PS  Buying consulting services based on a “day rate” model is almost always the wrong way to do it, anyway. More on that another day.

PPS There is no mention of “social value” in the tender either.

Bad buying takes many forms, and there is a risk we might see a new driver for poor procurement emerging in the coming months and years. The problems are avoidable, but we need to be aware of the risks.

Social value has become a very hot topic in the public sector in many countries. Recently, I wrote two articles (here and here) on the topic for our Procurement with Purpose website.  That is my other major interest at the moment, alongside “Bad Buying”, and we might consider those aspects two sides of the procurement coin. Procurement with purpose is all about how (if we are smart) the money organisations spend with suppliers can contribute to environmental, social and economic improvements that go beyond the specific contract. That is exactly the same as “social value” in the public sector.

So we are now seeing public contracting authorities incorporating social value factors with quite significant weightings in the evaluation process. Indeed, this is not just relevant to the public sector. Vodafone announced recently that they were going to use similar factors in their supplier selection models. Choosing a supplier is then not just about price, service and quality, but can also incorporate a range of other factors, from emissions, to employment of disadvantaged people, to support for local sub-contractors.

That’s fine, and we applaud the concept. But one fear is that we could see firms being selected based more on their social value offering than on their actual ability to do the job.

Scotland has led the way in many senses in terms of applying social value, and we interviewed one of the key leaders in that effort, Julie Welsh, for the Procurement with Purpose website a while back. But there is another side to the story. The Ferguson Shipyards case is an example of a firm that was supported with public contracts, in part with a view to supporting Scottish business and employment. Unfortunately, it appears that the shipyard may have been incapable of building the two ferries for which the government contracted, and costs to the taxpayer will run to over £100 million more than planned.

Reports suggested that the bid “was the highest quality bid received, in other words the highest specification, but also the highest price” of all the six yards competing for the job.  It seems likely that a high mark for social value contributed to the shipyard being the top score on “quality” and winning the bid – yet in fact, it failed to actually do the work, as well as being the most expensive bid. Without knowing the full story here, it does illustrate the need to maintain proper procurement processes and a commercially sensible approach. Suppliers must not win work on social value alone. 

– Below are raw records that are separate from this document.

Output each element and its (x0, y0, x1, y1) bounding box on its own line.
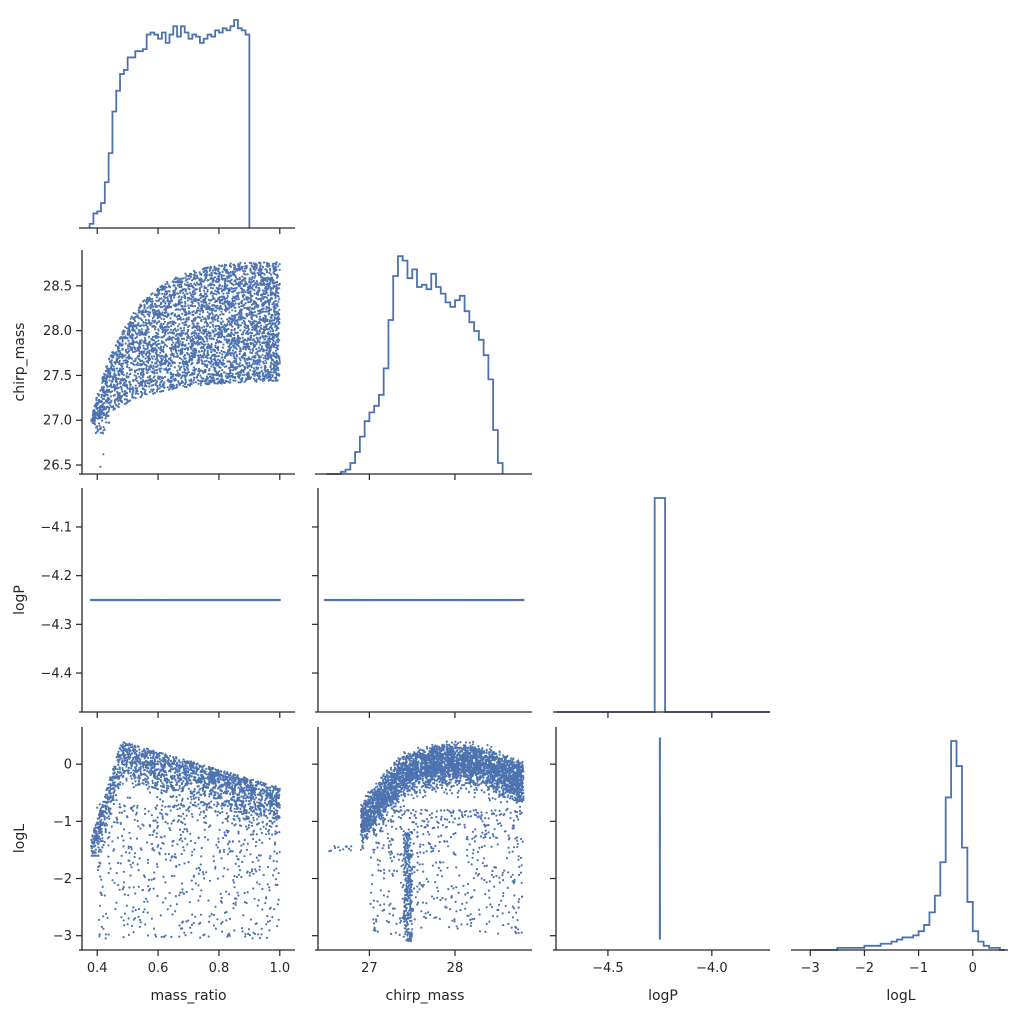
histogram-step (88, 19, 251, 228)
y-tick-label: −4.4 (40, 667, 72, 682)
y-tick-label: 28.0 (43, 324, 72, 339)
x-axis-label: logP (648, 988, 678, 1004)
y-axis-label: logL (12, 824, 28, 853)
x-tick-label: −1 (909, 961, 928, 976)
scatter-layer (90, 261, 662, 943)
x-tick-label: 1.0 (269, 961, 290, 976)
y-tick-label: −4.3 (40, 618, 72, 633)
y-axis-label: chirp_mass (12, 323, 28, 402)
histogram-step (556, 497, 770, 713)
y-tick-label: −1 (53, 815, 72, 830)
y-tick-label: 0 (64, 758, 72, 773)
scatter-logL-vs-mass-ratio (90, 741, 281, 940)
x-tick-label: −4.5 (592, 961, 624, 976)
x-tick-label: 0 (969, 961, 977, 976)
x-tick-label: −3 (801, 961, 820, 976)
x-axis-label: mass_ratio (150, 988, 226, 1004)
x-tick-label: 0.8 (209, 961, 230, 976)
y-tick-label: 28.5 (43, 279, 72, 294)
y-tick-label: 27.0 (43, 414, 72, 429)
y-tick-label: −4.1 (40, 520, 72, 535)
x-tick-label: 27 (361, 961, 378, 976)
x-axis-label: chirp_mass (386, 988, 465, 1004)
axes-layer (76, 227, 1008, 956)
x-tick-label: −2 (855, 961, 874, 976)
x-axis-label: logL (886, 988, 915, 1004)
histogram-step (326, 255, 504, 475)
histogram-step (810, 740, 1006, 951)
y-tick-label: −3 (53, 929, 72, 944)
x-tick-label: 0.4 (87, 961, 108, 976)
y-tick-label: −4.2 (40, 569, 72, 584)
scatter-chirp-mass-vs-mass-ratio (90, 261, 281, 468)
x-tick-label: 0.6 (148, 961, 169, 976)
x-tick-label: −4.0 (696, 961, 728, 976)
x-tick-label: 28 (447, 961, 464, 976)
y-axis-label: logP (12, 585, 28, 615)
labels-layer: 26.5 27.0 27.5 28.0 28.5 −4.4 −4.3 −4.2 −4.1 −3 −2… (12, 279, 977, 1004)
histogram-layer (88, 19, 1006, 951)
y-tick-label: 27.5 (43, 369, 72, 384)
y-tick-label: −2 (53, 872, 72, 887)
scatter-logL-vs-chirp-mass (328, 740, 525, 943)
y-tick-label: 26.5 (43, 459, 72, 474)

That means social value weightings must be proportionate, and not outweigh what is the core goal in all public (and indeed private) sector procurement – finding the best supplier to meet our needs and provide the best overall value. Incorporating social factors in that “value” is fine, but it should not  come before the supplier’s capability to do the work properly and cost effectively.

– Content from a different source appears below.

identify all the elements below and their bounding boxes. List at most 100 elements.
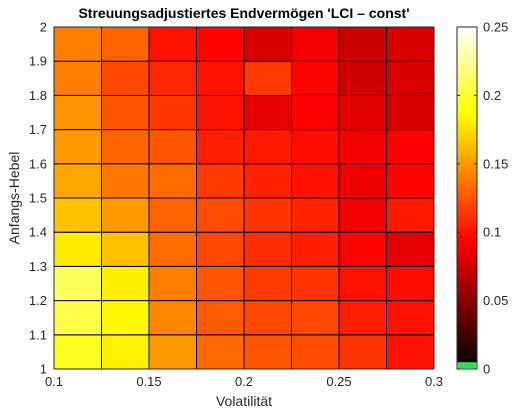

Another key issue is how we can ensure that the social value offered is meaningful.  It should not become skewed by politics, or relate to factors that are immaterial to the contract or the needs of the buying organisation. It should also be capable of some sort of tracking and measurement to ensure the supplier does deliver on their promises; a focus on social value makes the need for effective contract management stronger than ever.   

There is also a risk that fraud and corruption could emerge as social value becomes more important in terms of winning contracts. I won’t go into that here, but it is discussed in my articles on the Procurement with Purpose website.

So all in all, incorporating social value or procurement with purpose factors into supplier selection  has the potential to be good news. On the other hand, if it isn’t handled with care, it could actually drive more “bad buying”. Our advice therefore is to implement with care and thought.